Monday 17 April 2017

Curiosity Journal #2: Zine Planning

Okay, fair warning this post is gonna be hella rant-y and angry and it might take a little while to get to the actual art part so just hang in there. If you really want to, you can skip down to where the next section of bolded text is to get to the actual art discussion.

So in my last curiosity journal, I asked how I could translate what I'm passionate about into art. It's important for me to care deeply about what I'm making, otherwise I won't do it and will most likely forget about it. One of the many benefits of having the attention span of a goldfish.

While I was writing that journal entry, I mentioned zines as a potential way for me to translate my love of social issues into art. In fact, at the end of that entry, I mentioned that I was already following through with that idea and that I was making a zine about a topic very close to me: body confidence and self-acceptance.

It's something that I have personally struggled with and have wanted to talk about for quite a while now, so I thought why not take advantage of the opportunity when it presented itself. Body confidence is always something I've always had problems with, ever since about Grade 2. I don't think I'm alone in saying that television and magazines didn't exactly help with said problems. In the last few years, however, I've not only accepted the way I am, but I happen to think that I look pretty damn fabulous.

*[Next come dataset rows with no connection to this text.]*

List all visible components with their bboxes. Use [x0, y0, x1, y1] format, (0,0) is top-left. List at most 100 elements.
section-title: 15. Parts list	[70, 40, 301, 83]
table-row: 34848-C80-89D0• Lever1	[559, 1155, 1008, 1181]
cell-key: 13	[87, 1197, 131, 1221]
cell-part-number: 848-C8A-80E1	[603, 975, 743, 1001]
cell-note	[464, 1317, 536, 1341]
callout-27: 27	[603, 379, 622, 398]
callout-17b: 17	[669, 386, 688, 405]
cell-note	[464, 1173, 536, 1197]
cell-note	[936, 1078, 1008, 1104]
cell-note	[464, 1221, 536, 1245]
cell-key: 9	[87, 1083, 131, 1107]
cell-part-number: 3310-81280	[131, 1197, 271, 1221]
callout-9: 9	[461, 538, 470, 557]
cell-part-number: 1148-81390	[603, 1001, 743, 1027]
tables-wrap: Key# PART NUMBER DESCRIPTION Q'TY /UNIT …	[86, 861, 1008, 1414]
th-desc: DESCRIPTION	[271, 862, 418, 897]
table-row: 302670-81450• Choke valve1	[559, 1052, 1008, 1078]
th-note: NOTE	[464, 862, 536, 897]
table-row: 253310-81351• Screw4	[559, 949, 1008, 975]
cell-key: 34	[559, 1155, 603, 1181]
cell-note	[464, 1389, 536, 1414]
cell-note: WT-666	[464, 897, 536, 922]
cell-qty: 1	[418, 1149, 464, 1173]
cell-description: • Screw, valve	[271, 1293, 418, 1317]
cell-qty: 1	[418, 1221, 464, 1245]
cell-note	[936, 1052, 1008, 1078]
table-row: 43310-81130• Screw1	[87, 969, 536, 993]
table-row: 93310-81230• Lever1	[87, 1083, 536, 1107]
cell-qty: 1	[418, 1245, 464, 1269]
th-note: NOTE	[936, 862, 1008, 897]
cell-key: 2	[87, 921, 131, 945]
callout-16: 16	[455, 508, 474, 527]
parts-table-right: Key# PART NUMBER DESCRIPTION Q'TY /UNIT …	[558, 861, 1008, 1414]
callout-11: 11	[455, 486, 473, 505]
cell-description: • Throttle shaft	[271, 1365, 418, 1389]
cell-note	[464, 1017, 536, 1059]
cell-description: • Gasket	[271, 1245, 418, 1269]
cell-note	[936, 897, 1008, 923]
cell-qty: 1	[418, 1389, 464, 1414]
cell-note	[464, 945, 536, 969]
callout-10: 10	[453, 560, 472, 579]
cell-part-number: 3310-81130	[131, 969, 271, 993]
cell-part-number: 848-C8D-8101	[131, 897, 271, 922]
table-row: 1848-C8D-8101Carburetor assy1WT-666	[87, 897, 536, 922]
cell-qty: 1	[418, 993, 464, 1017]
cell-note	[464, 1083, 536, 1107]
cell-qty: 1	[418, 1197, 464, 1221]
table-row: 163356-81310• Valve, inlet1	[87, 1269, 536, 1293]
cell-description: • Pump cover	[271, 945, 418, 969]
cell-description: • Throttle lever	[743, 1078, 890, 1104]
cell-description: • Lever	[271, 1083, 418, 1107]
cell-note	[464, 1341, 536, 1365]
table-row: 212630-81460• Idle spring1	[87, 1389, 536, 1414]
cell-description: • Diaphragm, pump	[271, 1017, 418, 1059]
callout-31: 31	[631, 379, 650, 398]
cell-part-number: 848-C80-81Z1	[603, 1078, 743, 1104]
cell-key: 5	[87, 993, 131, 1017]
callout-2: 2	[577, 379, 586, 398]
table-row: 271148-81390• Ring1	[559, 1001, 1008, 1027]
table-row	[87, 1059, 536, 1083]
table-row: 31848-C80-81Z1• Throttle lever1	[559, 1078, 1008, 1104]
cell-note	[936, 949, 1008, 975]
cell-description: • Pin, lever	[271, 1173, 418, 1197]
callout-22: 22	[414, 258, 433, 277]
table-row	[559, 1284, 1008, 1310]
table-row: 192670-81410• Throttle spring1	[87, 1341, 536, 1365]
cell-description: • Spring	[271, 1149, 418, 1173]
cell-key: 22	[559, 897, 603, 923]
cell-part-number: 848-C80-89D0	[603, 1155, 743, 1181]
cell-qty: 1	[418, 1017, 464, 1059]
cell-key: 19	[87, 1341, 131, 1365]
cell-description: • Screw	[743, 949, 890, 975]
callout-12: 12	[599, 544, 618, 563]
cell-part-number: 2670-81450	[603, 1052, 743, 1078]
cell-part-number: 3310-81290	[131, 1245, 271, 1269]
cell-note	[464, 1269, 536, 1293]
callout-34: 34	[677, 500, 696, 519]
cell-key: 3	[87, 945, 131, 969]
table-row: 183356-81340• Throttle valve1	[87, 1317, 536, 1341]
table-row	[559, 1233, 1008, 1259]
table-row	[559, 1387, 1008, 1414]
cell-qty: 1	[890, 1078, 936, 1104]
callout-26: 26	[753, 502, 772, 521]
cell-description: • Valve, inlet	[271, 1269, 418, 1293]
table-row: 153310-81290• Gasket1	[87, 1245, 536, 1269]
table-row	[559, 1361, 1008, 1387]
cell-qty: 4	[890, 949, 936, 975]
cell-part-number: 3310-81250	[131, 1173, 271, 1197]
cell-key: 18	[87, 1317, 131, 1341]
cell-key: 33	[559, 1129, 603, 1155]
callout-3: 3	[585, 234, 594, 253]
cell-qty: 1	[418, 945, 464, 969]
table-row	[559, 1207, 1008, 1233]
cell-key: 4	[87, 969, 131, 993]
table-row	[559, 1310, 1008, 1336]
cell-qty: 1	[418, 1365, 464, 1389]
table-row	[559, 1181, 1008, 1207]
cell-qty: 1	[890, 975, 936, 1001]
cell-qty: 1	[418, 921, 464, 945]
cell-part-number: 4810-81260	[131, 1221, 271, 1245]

I mean, just look at me. Stunning, amirite?
Now, I'm fat. I already know that I'm fat. And I'm not just saying that because I saw some magazine with a skinny model on it, compared it to myself and thought 'oh wow, in comparison to what these magazines are saying is beautiful, I'm fat'. Because no. When I say I'm fat I mean I am actively aware of the fact that I weigh quite a bit more than what a BMI calculator says I should weigh. Don't worry, I don't have bad self-esteem. (I think I'm pretty great. I'm the bomb dot com. In fact, I might have too much self-esteem.)

So yeah, I don't have bad self-esteem; I just the have the radical notion that just because I'm fat doesn't mean that people should be able to erase my humanity and treat me differently because of it. Cause that's what a lot of people do to fat people. Especially fat girls. Especially on the internet. They bully and harass us with the excuse that they're doing it because they care about our health. Which is a bunch of B.S because:

1) No one has that much "concern" over the health of another person on the internet that they don't even know. And
2) If this was really about health, they wouldn't be such hypocrites. When a skinny girl on Tumblr posts a pic of her eating a whole pizza, it's funny and cute and relatable. But when I do it, I'm disgusting and what's wrong with the world. The folks who are telling me about my terrible eating habits are also the ones who picked up Taco Bell or McDonald's on their way home from their kid's soccer practice not once, but twice this week. You think I don't see you? Careful hon, you're hypocrisy is showing. And
3) When companies like Nike come out with plus size exercise wear, these same people that were just yelling at to me get off the couch and go for a run then dogpile on this company for promoting an "unhealthy lifestyle". Tell me, how exactly am I supposed to become healthy and exercise more if I don't have any clothes to exercise in? Quite the riddle, I know. I'm damned if I do, damned if I don't.

If you're still here, thank you for sitting through a rant of such magnitude. I promise I'll get to the art stuff now.

Anyway, so I wanted to create a zine that would be the exact opposite of what fat girls experience online. I wanted it to be full of positivity and happiness and rainbows. I planned the majority of the zine over a two-day period during March Break, and I've been periodically working on the actual zine since then. It's a lot different from the first one I made, partially because it's a lot better produced and also because it doesn't have the same gritty, punk kinda thing that the other one had going on. This ones gonna have a lot more pastel colours and general cuteness than the last. It's going to be all uplifting messages, positive looks at bodies, and adorableness.

Here's just an overview of all the planning I've done so far.
While it will be larger than the four page zine I did last year, it will still be small, confined only to around eight pages. I've plotted everything out and now it's just a matter of making the thing. This zine will be a little more text heavy than the other, but I do plan to try to balance it out a bit. I've already got a title, which I mentioned in my last curiosity journal post, "Thique". I would go into the symbolism behind the title and my decision to use it but this post is already wayyyyy to long and we've both probably got other stuff to do, so I'll leave you with some pics of my plans and such:

Here are my really rough drafts.
This was mostly from the stage that I was just writing down all my ideas.

And here's a rough plan of what each panel/page is going to look like.
Though they are subject to a little bit of change.